Investing in Post-Brexit Europe

08/23/2016 10:00 am EST

Focus: STOCKS

Yiannis Mostrous

Editor, The Capitalist Times

By and large, equity indexes have treated the UK’s vote to exit the EU as a non-event; however, investors should remain cautious and allocate their capital selectively, explains Yiannis Mostrous, editor of Capitalist Times.

The lackluster economic recovery means that Uncertainty about the political and economic consequences of the UK exiting the EU likewise ratchets up the risk over the next few years.

In the UK, investors should continue to favor companies that generate a significant proportion of their revenue outside Britain and stand to benefit from further weakness in the pound.
Deutsche X-trackers MSCI United Kingdom Hedged Equity (DBUK) is perhaps the easiest way for investors to pursue this strategy.

This investment vehicle provides exposure to UK equities while mitigating the effect of fluctuations in the US dollar-British pound exchange rate.

The fund distributes its net realized gains, if there are any, to shareholders every six months. Deutsche X-trackers MSCI United Kingdom Hedged Equity rates a buy up to $25 per share.

ING Groep (ING), and Siemens (Frankfurt: SIE) remain our favorite Continental stocks.

ING has almost completed a comprehensive restructuring that aims to simplify its operations and refocus on the company’s core strengths.

The most significant portion of this process involves the divestment of the company’s insurance business and the consequent distribution of its value to shareholders.

ING boasts a solid capital position and a well-diversified retail and commercial banking franchise in key European markets.

The stock also sports a dividend yield of 8.6 percent, more than 40 percent higher than the average for Continental banks. ING Groep’s American depositary receipt (ADR) rates a buy up to $15.

Siemens (Frankfurt: SIE) is one of the world’s largest industrial conglomerates. It focuses on power generation, health care, industrials, and infrastructure.

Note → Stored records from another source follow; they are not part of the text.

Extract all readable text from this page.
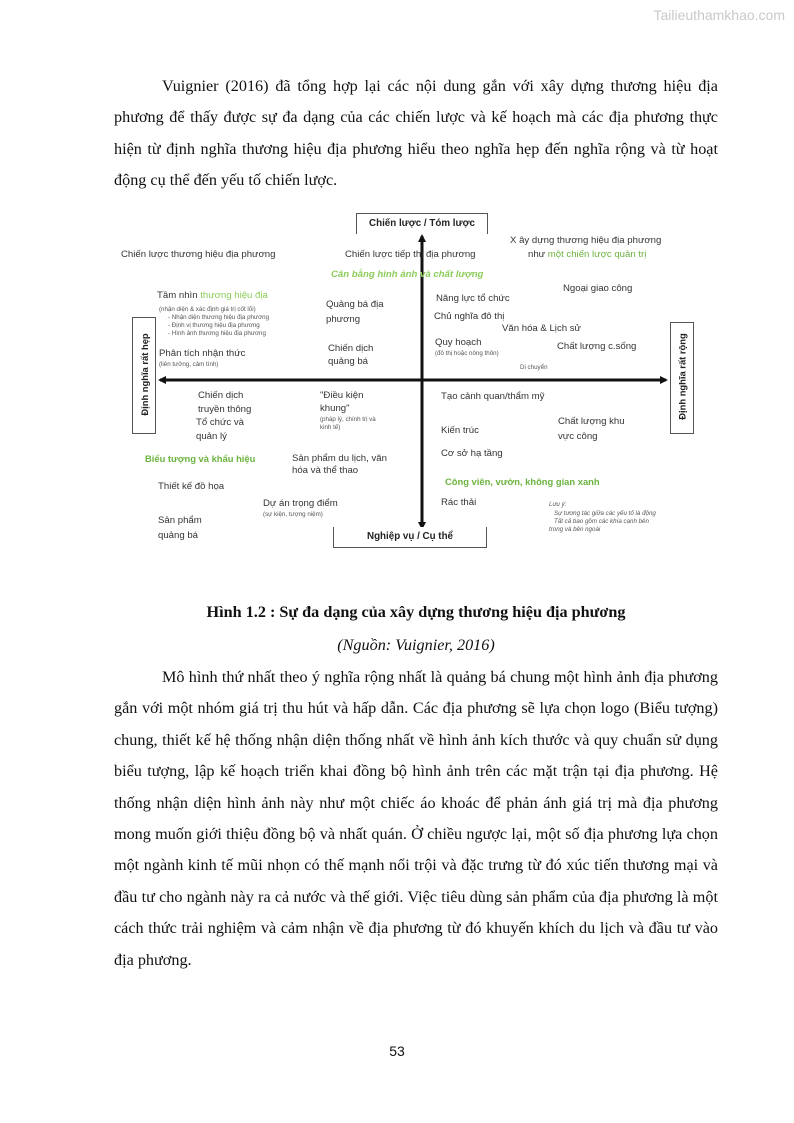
Tailieuthamkhao.com

Vuignier (2016) đã tổng hợp lại các nội dung gắn với xây dựng thương hiệu địa phương để thấy được sự đa dạng của các chiến lược và kế hoạch mà các địa phương thực hiện từ định nghĩa thương hiệu địa phương hiểu theo nghĩa hẹp đến nghĩa rộng và từ hoạt động cụ thể đến yếu tố chiến lược.

Chiến lược / Tóm lược
Nghiệp vụ / Cụ thể
Định nghĩa rất hẹp	Định nghĩa rất rộng
Chiến lược thương hiệu địa phương	Chiến lược tiếp thị địa phương
X ây dựng thương hiệu địa phương
như một chiến lược quản trị
Cân bằng hình ảnh và chất lượng
Tầm nhìn thương hiệu địa
(nhận diện & xác định giá trị cốt lõi)
- Nhận diện thương hiệu địa phương
- Định vị thương hiệu địa phương
- Hình ảnh thương hiệu địa phương
Quảng bá địa
phương
Năng lực tổ chức
Ngoại giao công
Chủ nghĩa đô thị
Văn hóa & Lịch sử
Phân tích nhận thức
(liên tưởng, cảm tính)
Chiến dịch
quảng bá
Quy hoạch
(đô thị hoặc nông thôn)
Chất lượng c.sống
Di chuyển
Chiến dịch
truyền thông
"Điều kiện
khung"
(pháp lý, chính trị và
kinh tế)
Tạo cảnh quan/thẩm mỹ
Tổ chức và
quản lý
Kiến trúc
Chất lượng khu
vực công
Biểu tượng và khẩu hiệu	Sản phẩm du lịch, văn
hóa và thể thao
Cơ sở hạ tầng
Công viên, vườn, không gian xanh
Thiết kế đồ họa
Dự án trọng điểm
(sự kiện, tượng niệm)
Rác thải	Lưu ý:
Sự tương tác giữa các yếu tố là động
Tất cả bao gồm các khía cạnh bên
trong và bên ngoài
Sản phẩm
quảng bá
Hình 1.2 : Sự đa dạng của xây dựng thương hiệu địa phương
(Nguồn: Vuignier, 2016)

Mô hình thứ nhất theo ý nghĩa rộng nhất là quảng bá chung một hình ảnh địa phương gắn với một nhóm giá trị thu hút và hấp dẫn. Các địa phương sẽ lựa chọn logo (Biểu tượng) chung, thiết kế hệ thống nhận diện thống nhất về hình ảnh kích thước và quy chuẩn sử dụng biểu tượng, lập kế hoạch triển khai đồng bộ hình ảnh trên các mặt trận tại địa phương. Hệ thống nhận diện hình ảnh này như một chiếc áo khoác để phản ánh giá trị mà địa phương mong muốn giới thiệu đồng bộ và nhất quán. Ở chiều ngược lại, một số địa phương lựa chọn một ngành kinh tế mũi nhọn có thế mạnh nổi trội và đặc trưng từ đó xúc tiến thương mại và đầu tư cho ngành này ra cả nước và thế giới. Việc tiêu dùng sản phẩm của địa phương là một cách thức trải nghiệm và cảm nhận về địa phương từ đó khuyến khích du lịch và đầu tư vào địa phương.

53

Despite the fragile global economy, the company continues to report solid revenue growth, primarily because of strength in its electricity and wind-power business lines.

Siemens has also started to benefit from ongoing efforts to reduce costs, a push that should help to bolster its margins.We like the stock as a long-term holding because of management’s commitment to returning capital to shareholders.

Yielding 3.6 percent, Siemens’ locally traded shares rate a buy up to EUR100. Investors should consider easing into this position to take advantage of any future pullbacks.